BURIAL, Antidawn
È uno degli artisti più spinti del Ventunesimo Secolo, considerato che Wire scrisse che il suo primo album del 2006 era il disco dell’anno, per poi non smettere più di celebrarlo. È un uomo attentissimo a non apparire che a detta di molti intelligenti dell’epoca interpretava alla perfezione il suo tempo o che comunque era il miglior paesaggista urbano in giro, il Ballard dell’hardcore continuum (la lascio così, anche se fa un po’ ridere).
Questo ep – non è la prima volta – toglie di mezzo i battiti e lascia solo i fantasmi che caratterizzano i dischi di Will Bevan, campionamenti trasfigurati compresi, materiale in genere appartenente a brani jungle, hip-hop, techno più o meno recenti che rallentati e scarnificati – per una ragione che non so dire – diventano molto meglio di com’erano in origine, ammesso che ci interessi sentire la sorgente.

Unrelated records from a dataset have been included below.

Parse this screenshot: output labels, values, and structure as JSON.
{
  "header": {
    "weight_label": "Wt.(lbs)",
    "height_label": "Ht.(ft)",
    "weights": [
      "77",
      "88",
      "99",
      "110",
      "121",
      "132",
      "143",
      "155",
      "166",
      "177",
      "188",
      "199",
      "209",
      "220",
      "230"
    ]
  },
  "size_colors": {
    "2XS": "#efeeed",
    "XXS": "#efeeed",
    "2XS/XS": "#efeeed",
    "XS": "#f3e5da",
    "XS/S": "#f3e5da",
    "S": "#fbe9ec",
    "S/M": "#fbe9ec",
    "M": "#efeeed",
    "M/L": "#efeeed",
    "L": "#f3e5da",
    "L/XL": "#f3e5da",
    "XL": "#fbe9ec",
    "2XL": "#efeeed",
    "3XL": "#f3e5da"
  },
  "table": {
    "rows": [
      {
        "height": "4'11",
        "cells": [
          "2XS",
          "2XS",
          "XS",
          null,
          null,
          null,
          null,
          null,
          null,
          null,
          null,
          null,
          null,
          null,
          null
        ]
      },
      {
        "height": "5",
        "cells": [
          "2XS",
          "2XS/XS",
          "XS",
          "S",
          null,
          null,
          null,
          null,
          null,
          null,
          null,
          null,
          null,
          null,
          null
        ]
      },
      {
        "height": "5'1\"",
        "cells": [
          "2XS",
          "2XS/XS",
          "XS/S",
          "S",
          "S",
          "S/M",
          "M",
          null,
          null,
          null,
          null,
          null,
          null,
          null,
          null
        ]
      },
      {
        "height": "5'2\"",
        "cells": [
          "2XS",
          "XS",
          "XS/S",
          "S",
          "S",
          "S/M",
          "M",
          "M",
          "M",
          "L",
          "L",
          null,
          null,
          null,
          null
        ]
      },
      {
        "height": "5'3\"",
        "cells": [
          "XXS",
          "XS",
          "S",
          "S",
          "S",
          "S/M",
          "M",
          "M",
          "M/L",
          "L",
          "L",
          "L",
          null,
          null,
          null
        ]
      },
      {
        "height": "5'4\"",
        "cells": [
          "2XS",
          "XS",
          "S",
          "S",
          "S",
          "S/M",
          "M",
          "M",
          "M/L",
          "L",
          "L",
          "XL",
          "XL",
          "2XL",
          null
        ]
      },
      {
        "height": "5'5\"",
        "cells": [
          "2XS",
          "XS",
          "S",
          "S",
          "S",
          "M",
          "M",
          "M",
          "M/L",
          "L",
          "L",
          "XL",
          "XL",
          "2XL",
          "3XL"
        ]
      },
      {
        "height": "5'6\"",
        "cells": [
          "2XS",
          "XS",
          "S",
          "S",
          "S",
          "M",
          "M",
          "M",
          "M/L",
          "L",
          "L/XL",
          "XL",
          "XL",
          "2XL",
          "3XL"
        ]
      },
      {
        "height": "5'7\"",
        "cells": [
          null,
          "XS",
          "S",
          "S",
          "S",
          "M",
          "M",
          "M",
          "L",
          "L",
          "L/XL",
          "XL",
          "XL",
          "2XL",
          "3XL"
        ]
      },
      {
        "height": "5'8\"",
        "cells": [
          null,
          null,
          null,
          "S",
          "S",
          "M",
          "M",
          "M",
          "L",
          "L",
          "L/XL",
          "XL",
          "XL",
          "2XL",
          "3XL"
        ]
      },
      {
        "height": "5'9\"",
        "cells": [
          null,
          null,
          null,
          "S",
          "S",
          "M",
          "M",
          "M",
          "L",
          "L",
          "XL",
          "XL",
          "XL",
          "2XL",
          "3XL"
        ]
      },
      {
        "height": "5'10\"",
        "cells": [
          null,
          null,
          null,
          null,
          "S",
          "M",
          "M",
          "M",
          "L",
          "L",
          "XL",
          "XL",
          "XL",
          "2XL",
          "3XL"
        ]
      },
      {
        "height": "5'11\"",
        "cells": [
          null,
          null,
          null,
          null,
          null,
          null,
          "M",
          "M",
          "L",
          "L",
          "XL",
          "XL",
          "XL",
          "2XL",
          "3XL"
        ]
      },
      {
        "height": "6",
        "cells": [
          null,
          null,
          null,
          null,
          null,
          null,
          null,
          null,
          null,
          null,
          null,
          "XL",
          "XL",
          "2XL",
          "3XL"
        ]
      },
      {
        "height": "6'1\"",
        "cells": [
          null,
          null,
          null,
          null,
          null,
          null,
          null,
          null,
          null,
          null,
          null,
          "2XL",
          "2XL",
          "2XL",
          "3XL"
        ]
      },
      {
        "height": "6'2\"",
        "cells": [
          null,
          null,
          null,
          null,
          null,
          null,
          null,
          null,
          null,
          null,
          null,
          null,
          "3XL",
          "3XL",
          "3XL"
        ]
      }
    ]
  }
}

Se una volta i pezzi di Burial potevano essere considerati la colonna sonora delle vite di chi abitava la periferia di Londra, adesso credo sia difficile non associarli alle città vuote e spaventate dell’era dei lockdown invernali. Synth, pulsazioni e voci arrivano quasi sempre ovattati, sono bagliori lontani e qui aggiungano gli altri tutte le metafore della situazione. Il film alla fine non è molto diverso da quello dei vari ep pubblicati da Bevan dopo il mega-successo di Untrue. Io ho imparato ad amare molto Burial col tempo, ad hype finito, e penso che i fan debbano procurarsi anche questo lavoro qui.
Antidawn esce oggi in formato digitale (copie fisiche a fine gennaio). In copertina c’è un no vax.